The Greenwich Tavern (formerly the Gloucester Hotel and Gloucester Arms, among other names) is a pub located at 1 King William Walk in Greenwich, London, opposite the northern entrance to Greenwich Park. In 2023 it became the third London location with a rainbow plaque denoting a significant place in LGBTQI+ history, being the location of a key scene in the 1996 film Beautiful Thing.

==History==
In 1902, the Gloucester Hotel was recorded as being on the site of a former prison used (c 1555) during the reign of Mary I to confine Protestant prisoners. (Later sources record a debtors' prison in Greenwich in 1812, close to a Court of Requests - this term may denote a law court associated with the nearby Greenwich royal Palace of Placentia, or a latter-day 'small claims court' instituted in the 18th and early 19th centuries).

The current building dates back to around the mid 19th century; The Examiner weekly newspaper recorded a fire at The Gloucester Hotel on the corner of Nevada Street (formerly Silver Street) and what was then named King William Street (formerly King Street) in December 1851. The rebuilt Gloucester Hotel was subsequently renamed The Gloucester, The Gloucester Arms, The Greenwich Park Bar & Grill and The Greenwich Tavern.

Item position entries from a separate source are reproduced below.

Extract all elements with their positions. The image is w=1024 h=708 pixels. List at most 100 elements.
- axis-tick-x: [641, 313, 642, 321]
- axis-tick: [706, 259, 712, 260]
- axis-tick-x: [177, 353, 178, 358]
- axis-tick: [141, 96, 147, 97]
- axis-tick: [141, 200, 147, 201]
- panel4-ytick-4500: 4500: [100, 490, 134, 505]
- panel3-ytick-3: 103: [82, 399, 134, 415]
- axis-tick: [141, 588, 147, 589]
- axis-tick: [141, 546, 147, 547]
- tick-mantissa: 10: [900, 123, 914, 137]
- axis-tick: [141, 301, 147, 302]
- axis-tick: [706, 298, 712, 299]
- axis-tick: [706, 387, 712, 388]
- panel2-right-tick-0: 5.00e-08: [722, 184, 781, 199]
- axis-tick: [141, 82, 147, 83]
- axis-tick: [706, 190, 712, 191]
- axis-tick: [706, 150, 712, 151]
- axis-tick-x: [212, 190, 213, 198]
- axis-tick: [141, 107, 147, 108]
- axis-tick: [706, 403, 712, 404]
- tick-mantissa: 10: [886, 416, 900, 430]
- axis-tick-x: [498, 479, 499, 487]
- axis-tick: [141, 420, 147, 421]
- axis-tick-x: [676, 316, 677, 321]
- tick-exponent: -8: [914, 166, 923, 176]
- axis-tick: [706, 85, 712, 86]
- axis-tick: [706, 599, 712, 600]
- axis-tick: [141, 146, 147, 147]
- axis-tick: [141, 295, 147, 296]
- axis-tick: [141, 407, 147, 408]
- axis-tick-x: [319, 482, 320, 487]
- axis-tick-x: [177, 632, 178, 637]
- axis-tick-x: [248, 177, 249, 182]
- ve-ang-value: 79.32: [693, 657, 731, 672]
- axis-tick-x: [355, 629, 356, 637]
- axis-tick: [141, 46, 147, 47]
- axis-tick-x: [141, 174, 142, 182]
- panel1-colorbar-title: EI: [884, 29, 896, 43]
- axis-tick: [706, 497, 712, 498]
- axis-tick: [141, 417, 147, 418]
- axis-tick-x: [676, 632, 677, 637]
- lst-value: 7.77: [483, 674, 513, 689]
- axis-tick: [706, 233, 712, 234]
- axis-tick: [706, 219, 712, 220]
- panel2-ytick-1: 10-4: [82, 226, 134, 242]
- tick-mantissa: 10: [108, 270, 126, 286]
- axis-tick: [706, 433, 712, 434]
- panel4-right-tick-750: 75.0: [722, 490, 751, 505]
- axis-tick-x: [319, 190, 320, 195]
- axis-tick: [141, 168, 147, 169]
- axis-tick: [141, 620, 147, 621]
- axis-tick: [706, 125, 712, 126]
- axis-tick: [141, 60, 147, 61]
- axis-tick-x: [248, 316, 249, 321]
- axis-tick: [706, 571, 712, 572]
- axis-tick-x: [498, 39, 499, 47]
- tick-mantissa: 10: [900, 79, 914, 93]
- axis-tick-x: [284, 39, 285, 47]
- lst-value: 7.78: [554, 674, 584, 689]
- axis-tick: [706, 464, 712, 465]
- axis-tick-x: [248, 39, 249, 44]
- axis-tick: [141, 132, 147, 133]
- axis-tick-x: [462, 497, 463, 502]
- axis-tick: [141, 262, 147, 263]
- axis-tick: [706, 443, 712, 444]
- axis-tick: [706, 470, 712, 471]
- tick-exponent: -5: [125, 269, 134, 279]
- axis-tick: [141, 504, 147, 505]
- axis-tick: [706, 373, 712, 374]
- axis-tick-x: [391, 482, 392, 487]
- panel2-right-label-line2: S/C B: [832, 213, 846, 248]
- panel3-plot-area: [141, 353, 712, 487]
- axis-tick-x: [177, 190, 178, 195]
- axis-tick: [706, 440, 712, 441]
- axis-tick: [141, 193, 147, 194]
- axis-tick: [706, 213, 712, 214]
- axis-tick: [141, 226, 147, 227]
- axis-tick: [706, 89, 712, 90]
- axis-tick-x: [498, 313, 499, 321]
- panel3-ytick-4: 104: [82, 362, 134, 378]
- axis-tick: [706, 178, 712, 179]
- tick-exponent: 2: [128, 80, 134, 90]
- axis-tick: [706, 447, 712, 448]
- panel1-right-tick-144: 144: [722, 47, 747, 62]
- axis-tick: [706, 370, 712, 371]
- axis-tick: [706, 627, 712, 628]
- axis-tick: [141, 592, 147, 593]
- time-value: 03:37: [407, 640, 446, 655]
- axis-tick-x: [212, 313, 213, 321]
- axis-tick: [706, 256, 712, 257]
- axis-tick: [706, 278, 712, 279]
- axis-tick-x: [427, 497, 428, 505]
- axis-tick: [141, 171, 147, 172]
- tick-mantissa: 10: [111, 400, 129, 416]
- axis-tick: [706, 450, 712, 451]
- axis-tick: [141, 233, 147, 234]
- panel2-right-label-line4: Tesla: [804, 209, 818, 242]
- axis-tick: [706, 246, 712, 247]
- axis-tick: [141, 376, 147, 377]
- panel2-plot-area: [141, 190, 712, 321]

In June 2023, the Greenwich Tavern was announced as the third London location to be marked by a rainbow plaque - used to denote significant people, places and moments in LGBTQI+ history. As the Gloucester Arms, then a well-known gay bar, it was the location of a key scene in the 1996 film Beautiful Thing which was set and filmed in Thamesmead and Greenwich. The plaque was unveiled at the Greenwich Tavern on 23 July 2023.